Re: Bug#304556: file permissions race in mkdir, mknod, mkfifo (CAN-2005-1039)

[Jim Meyering]

Paul Eggert <address@hidden> wrote:
> My kneejerk reaction is that it's not worth making this change.  The
> attack in question will work against almost any program that is
> operated in an insecure directory, including the "chmod" program
> itself.  It'd be a real pain to work around this problem in all
> applications, one at a time, and it's not at all clear to me that it's
> even doable in general.
>
> I suggest simply warning users that if you let bad guys modify your
> directories, you're asking for trouble.  Which is certainly true in
> any event.
>
> That being said, it would be an easy security improvement if mkdir -m
> would use lchmod rather than chmod, on platforms where lchmod is
> available.  There may be several other programs where this would be
> advisable as well, and similarly for lchown versus chown.

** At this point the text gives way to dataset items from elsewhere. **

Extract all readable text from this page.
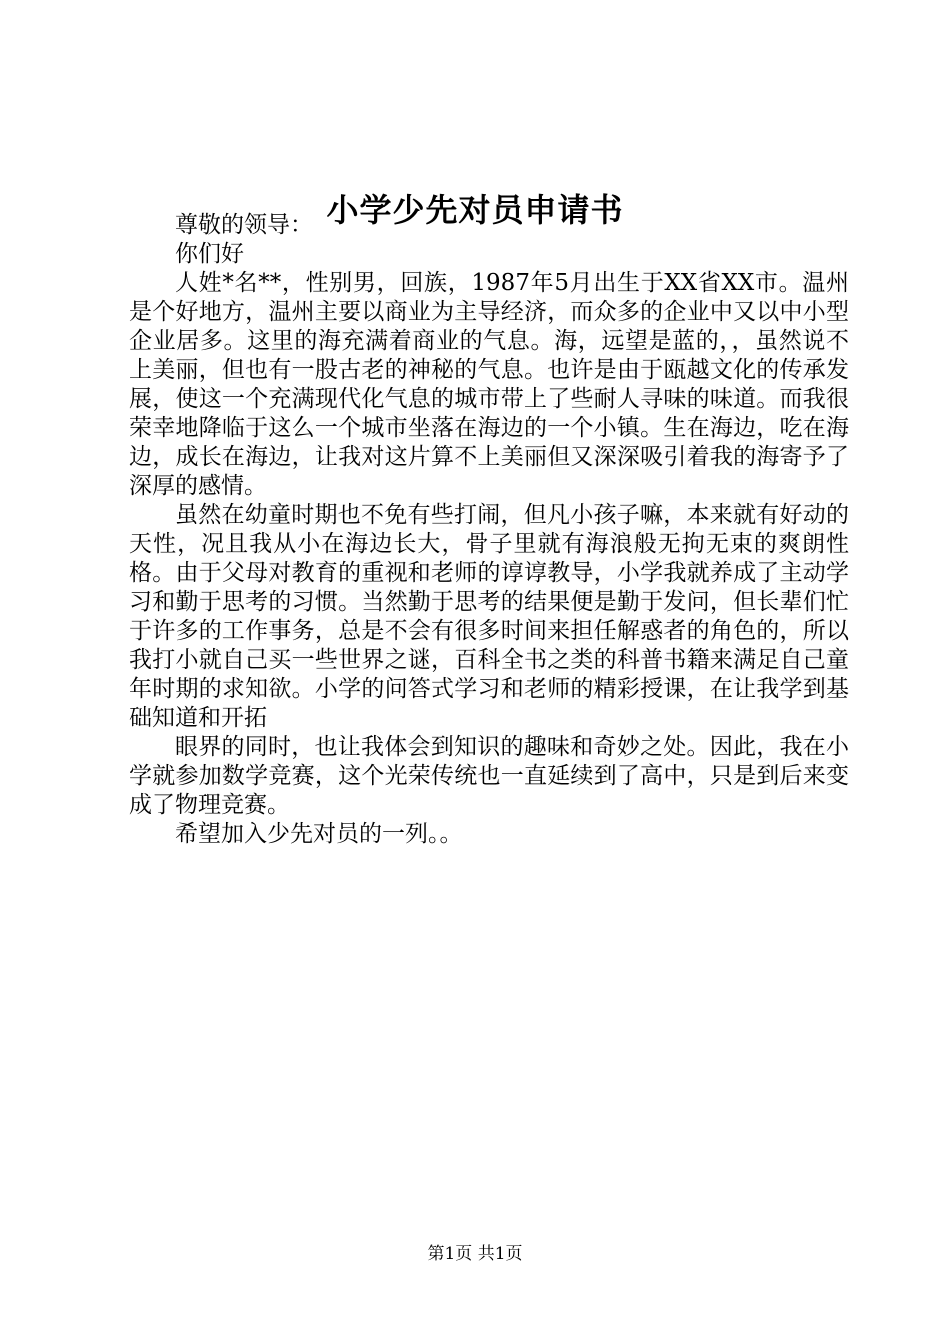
小学少先对员申请书

尊敬的领导：

你们好

人姓*名**，性别男，回族，1987年5月出生于XX省XX市。温州是个好地方，温州主要以商业为主导经济，而众多的企业中又以中小型企业居多。这里的海充满着商业的气息。海，远望是蓝的，，虽然说不上美丽，但也有一股古老的神秘的气息。也许是由于瓯越文化的传承发展，使这一个充满现代化气息的城市带上了些耐人寻味的味道。而我很荣幸地降临于这么一个城市坐落在海边的一个小镇。生在海边，吃在海边，成长在海边，让我对这片算不上美丽但又深深吸引着我的海寄予了深厚的感情。

虽然在幼童时期也不免有些打闹，但凡小孩子嘛，本来就有好动的天性，况且我从小在海边长大，骨子里就有海浪般无拘无束的爽朗性格。由于父母对教育的重视和老师的谆谆教导，小学我就养成了主动学习和勤于思考的习惯。当然勤于思考的结果便是勤于发问，但长辈们忙于许多的工作事务，总是不会有很多时间来担任解惑者的角色的，所以我打小就自己买一些世界之谜，百科全书之类的科普书籍来满足自己童年时期的求知欲。小学的问答式学习和老师的精彩授课，在让我学到基础知道和开拓

眼界的同时，也让我体会到知识的趣味和奇妙之处。因此，我在小学就参加数学竞赛，这个光荣传统也一直延续到了高中，只是到后来变成了物理竞赛。

希望加入少先对员的一列。。

第1页 共1页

I would be more interested in that approach if I knew that
lchmod support were coming to Linux sometime soon.  I see that
NetBSD, OpenBSD, HPUX (but not Solaris) provide it.

This reminds me of Solaris' very nice openat, fdopendir, fstatat
functions[1].  They too provide useful functionality that can't be
emulated cleanly, yet Linux doesn't provide the necessary syscalls.
I suppose a weak replacement function is the `right' way to go --
then, as for openat, redirect complaints to the Linux kernel folks.

Jim

----------
[1] I'm not interested in attribute-related semantics of openat, but
rather in the fd-relative-open--related semantics.  openat et.al. are
very useful in any code that would otherwise have to change to a new
directory and then later return to the initial working directory.
No code that tries to do that with chdir (or even with open/fchdir) can
be truly robust, but it's easy with openat and company.  The problem
is that sometimes it is impossible to return, even with open/fchdir.
With openat, you define away the problem by making it unnecessary to
change the current working directory.